Some notes and recommendations:
- Combine a master password with website-specific information, such as the domain name, to get unique passwords. In the example above I have used facebook.com
- For the master password you should use a strong password that is at least 8 characters long; the longer, the better, and you should be able to remember it easily. Again, please do not use the password from the example above.
- You should use a non-broken, strong cryptographic hash algorithm for the task. In the example I have used "ascon-hash" which is supported since version 3.7.0 of Jacksum. For more information about the Ascon-Hash, please type `jacksum -h ascon-hash`. Of course, if you like it stronger, you could also use sha3-512 for example.
- Set the character set explicitly if you use multiple different operating systems or environments that do not use UTF-8 for the console by default, and make sure to remember the character set as well. In the example above I have used option -8 which sets UTF-8 for both stdout and stderr. See also `jacksum -h -8`.

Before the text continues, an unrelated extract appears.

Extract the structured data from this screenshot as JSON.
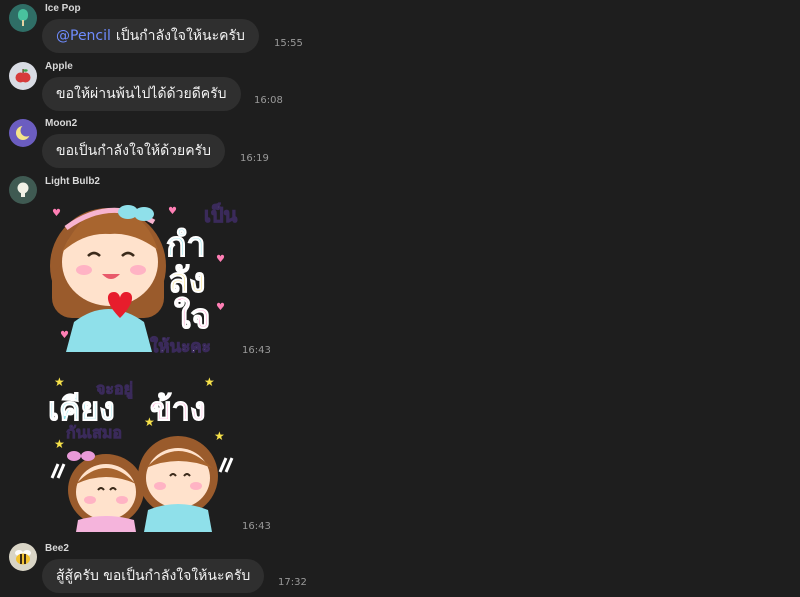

- You can use all of the available characters for the password.
- You can copy and paste the password to the prompt, but it is better if you remember it and type it, as this trains your brain to remember the password, and your brain will be the only place where the master password resides.
- Dependent on the allowed characters of the website login you can select one of the encodings that Jacksum supports. See also `jacksum -h -E`. In the example above I have used z85 which perfectly works for most websites.
Due to security reasons the following limits apply:
- You won't see the password that you enter; in other words, echoing is disabled to prevent shoulder-surfing attacks.
- Only the hash is printed by default; it is not possible to print the password in clear text, even if particular format options such as -F or --style are set. Use option "-q readline" if you prefer echoing.
- Operating system piping is not possible, because we want to make sure that the password is coming from a keyboard and not transfer passwords in clear text between processes via piping.
- Operating system redirection is not possible, because a console is required to enter the password. Use the options -o/-O to save the hash to a file if you do no wish to see the hash value in the console.
- To minimize the lifetime of sensitive data in memory, the password is cleared from memory after processing. Java's String interning is not used for the password.